When I got out, I looked for Big Sid. My grandfather, a physician, funneled a huge amount of cash into my mental well-being, mainly because he felt bad for my mom, having to deal with so much lunacy. Now I was 20, on five medications, and running from my shadow. Sid looked the same, spilling over the chair, the shabby paneled office that smelled of ashtrays and whatever Sid ate for lunch. He seemed quieter this time. Now I think he must’ve been shocked by what he saw. I remember my hands shaking, that feeding myself was difficult.
“You’re too young to be on medication,” he said softly. “It will take a year, but I’m going to wean you off all of these meds.”
He leaned forward, grabbing a blank sheet of paper and pen from his desk. His thick hands drew a line across the middle. Then he slid it closer to me.
“You see this line, Robin?” I nodded. “That’s life.” Then he drew another line that moved smoothly through the first line, creating a slight ripple over the top and bottom of it, a gentle wave.
“This is how most people are,” he said as he finished and gave me time to look. “Boring,” he muttered. “Now this is you.”
He grabbed the paper and worked a new line through the straight one, but this line was a zig-zag, with uneven high peaks coursing way above and below the line in no real order.
“That’s who you are.

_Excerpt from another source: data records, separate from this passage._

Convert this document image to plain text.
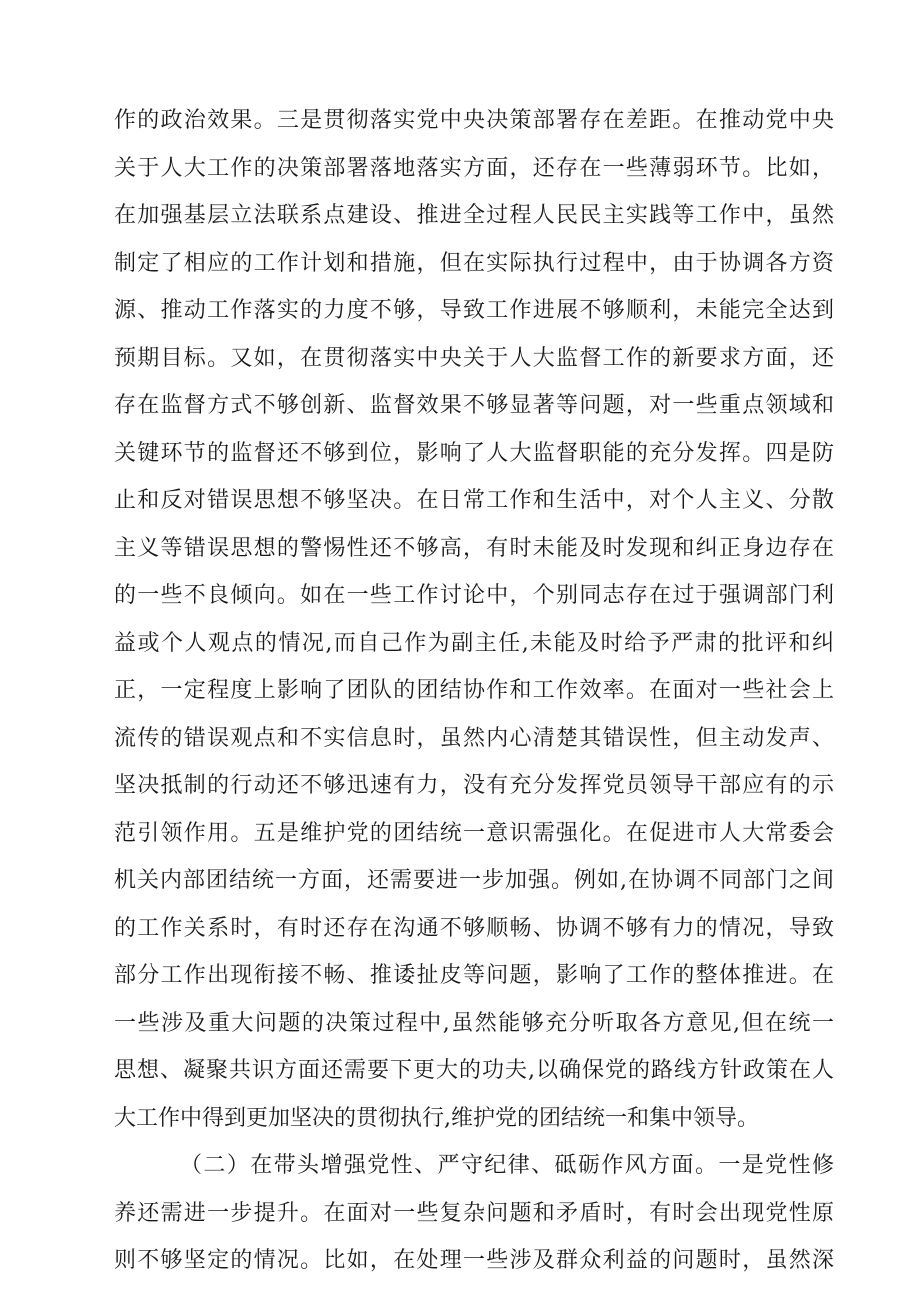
作的政治效果。三是贯彻落实党中央决策部署存在差距。在推动党中央
关于人大工作的决策部署落地落实方面，还存在一些薄弱环节。比如，
在加强基层立法联系点建设、推进全过程人民民主实践等工作中，虽然
制定了相应的工作计划和措施，但在实际执行过程中，由于协调各方资
源、推动工作落实的力度不够，导致工作进展不够顺利，未能完全达到
预期目标。又如，在贯彻落实中央关于人大监督工作的新要求方面，还
存在监督方式不够创新、监督效果不够显著等问题，对一些重点领域和
关键环节的监督还不够到位，影响了人大监督职能的充分发挥。四是防
止和反对错误思想不够坚决。在日常工作和生活中，对个人主义、分散
主义等错误思想的警惕性还不够高，有时未能及时发现和纠正身边存在
的一些不良倾向。如在一些工作讨论中，个别同志存在过于强调部门利
益或个人观点的情况,而自己作为副主任,未能及时给予严肃的批评和纠
正，一定程度上影响了团队的团结协作和工作效率。在面对一些社会上
流传的错误观点和不实信息时，虽然内心清楚其错误性，但主动发声、
坚决抵制的行动还不够迅速有力，没有充分发挥党员领导干部应有的示
范引领作用。五是维护党的团结统一意识需强化。在促进市人大常委会
机关内部团结统一方面，还需要进一步加强。例如,在协调不同部门之间
的工作关系时，有时还存在沟通不够顺畅、协调不够有力的情况，导致
部分工作出现衔接不畅、推诿扯皮等问题，影响了工作的整体推进。在
一些涉及重大问题的决策过程中,虽然能够充分听取各方意见,但在统一
思想、凝聚共识方面还需要下更大的功夫,以确保党的路线方针政策在人
大工作中得到更加坚决的贯彻执行,维护党的团结统一和集中领导。
（二）在带头增强党性、严守纪律、砥砺作风方面。一是党性修
养还需进一步提升。在面对一些复杂问题和矛盾时，有时会出现党性原
则不够坚定的情况。比如，在处理一些涉及群众利益的问题时，虽然深
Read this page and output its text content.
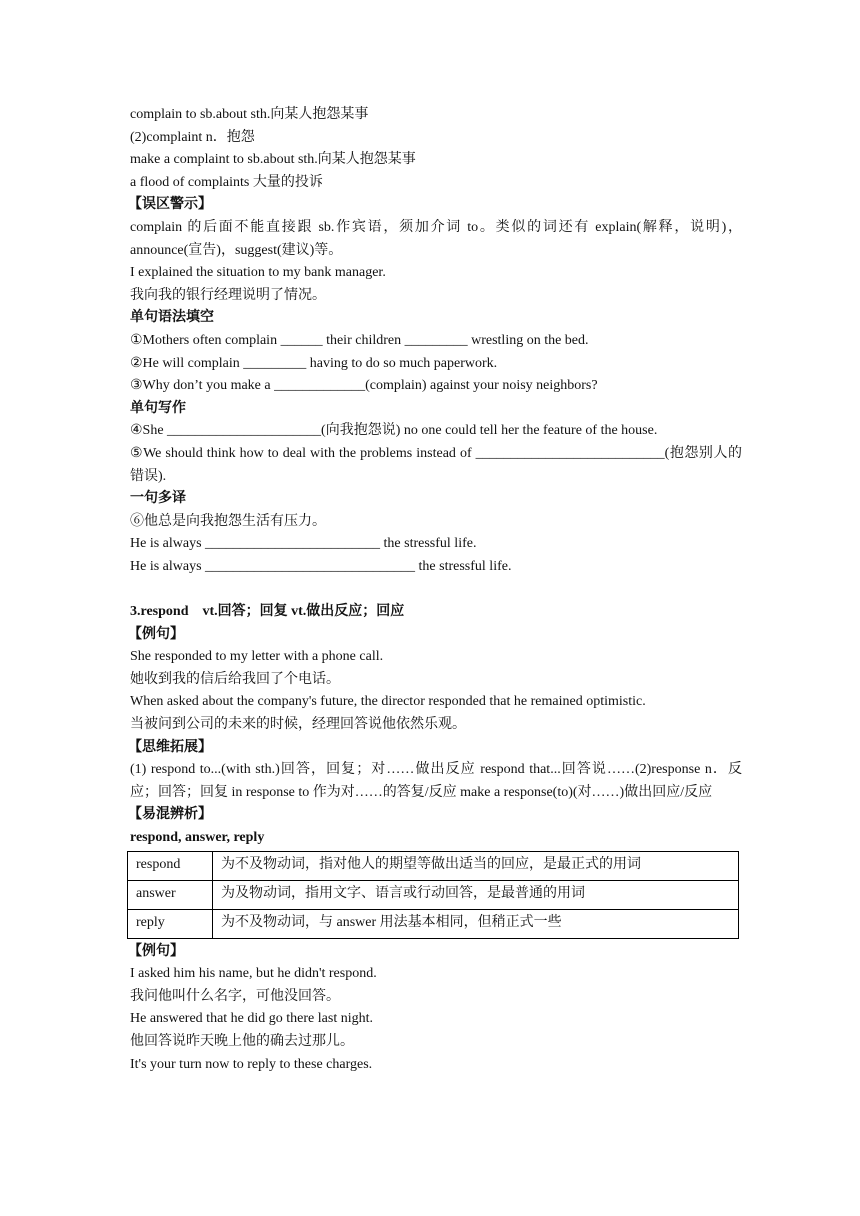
complain to sb.about sth.向某人抱怨某事
(2)complaint n．抱怨
make a complaint to sb.about sth.向某人抱怨某事
a flood of complaints 大量的投诉
【误区警示】
complain 的后面不能直接跟 sb.作宾语，须加介词 to。类似的词还有 explain(解释，说明)，announce(宣告)，suggest(建议)等。
I explained the situation to my bank manager.
我向我的银行经理说明了情况。
单句语法填空
①Mothers often complain ______ their children _________ wrestling on the bed.
②He will complain _________ having to do so much paperwork.
③Why don’t you make a _____________(complain) against your noisy neighbors?
单句写作
④She ______________________(向我抱怨说) no one could tell her the feature of the house.
⑤We should think how to deal with the problems instead of ___________________________(抱怨别人的错误).
一句多译
⑥他总是向我抱怨生活有压力。
He is always _________________________ the stressful life.
He is always ______________________________ the stressful life.
3.respond　vt.回答；回复 vt.做出反应；回应
【例句】
She responded to my letter with a phone call.
她收到我的信后给我回了个电话。
When asked about the company's future, the director responded that he remained optimistic.
当被问到公司的未来的时候，经理回答说他依然乐观。
【思维拓展】
(1) respond to...(with sth.)回答，回复；对……做出反应 respond that...回答说……(2)response n．反应；回答；回复 in response to 作为对……的答复/反应 make a response(to)(对……)做出回应/反应
【易混辨析】
respond, answer, reply
respond	为不及物动词，指对他人的期望等做出适当的回应，是最正式的用词
answer	为及物动词，指用文字、语言或行动回答，是最普通的用词
reply	为不及物动词，与 answer 用法基本相同，但稍正式一些
【例句】
I asked him his name, but he didn't respond.
我问他叫什么名字，可他没回答。
He answered that he did go there last night.
他回答说昨天晚上他的确去过那儿。
It's your turn now to reply to these charges.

That’s how you were made.” His beautiful eyes searched mine. “And it’s okay. You just have to learn how to be you.”
I kept that paper tucked into my heart until I met Jesus some ten years later. I knew I was different, but I was still mad and scary. I rode out the deep lows and the too highs like a cowgirl, but I was tired. How could you not be, living a life that always boomeranged back to you? Then in a moment, God fixed it. He did what Sid knew he could not – what no therapist or medication could do, but He had to wait until I was ready to give Him everything. All the rage and bitterness intertwined like kudzu, deep within the primal jungle of a broken soul – places no man can see or reach, the roots gnarled and woven tightly through generations of uncovered darkness. There He brought light. Then it was gone – just like that. I was free.
I still squirm in a classroom. And some days I have so many bright ideas, I have to lie down before I fly apart. Then other days are just sad. Melancholy rolls in like a cool offshore fog, and I am unsettled and wistful. So I take walks or bake something. Jesus is right there, and not without compassion.
I’m sure Big Sid is long gone now. But I will never forget the sad eyes that really saw me and the simple lines across a blank page. Thank you, Sid. You couldn’t fix it, but you gave me the legs to run and a little bit of hope that I could get there. Even Jesus thinks crazy is cool. After all, He made me.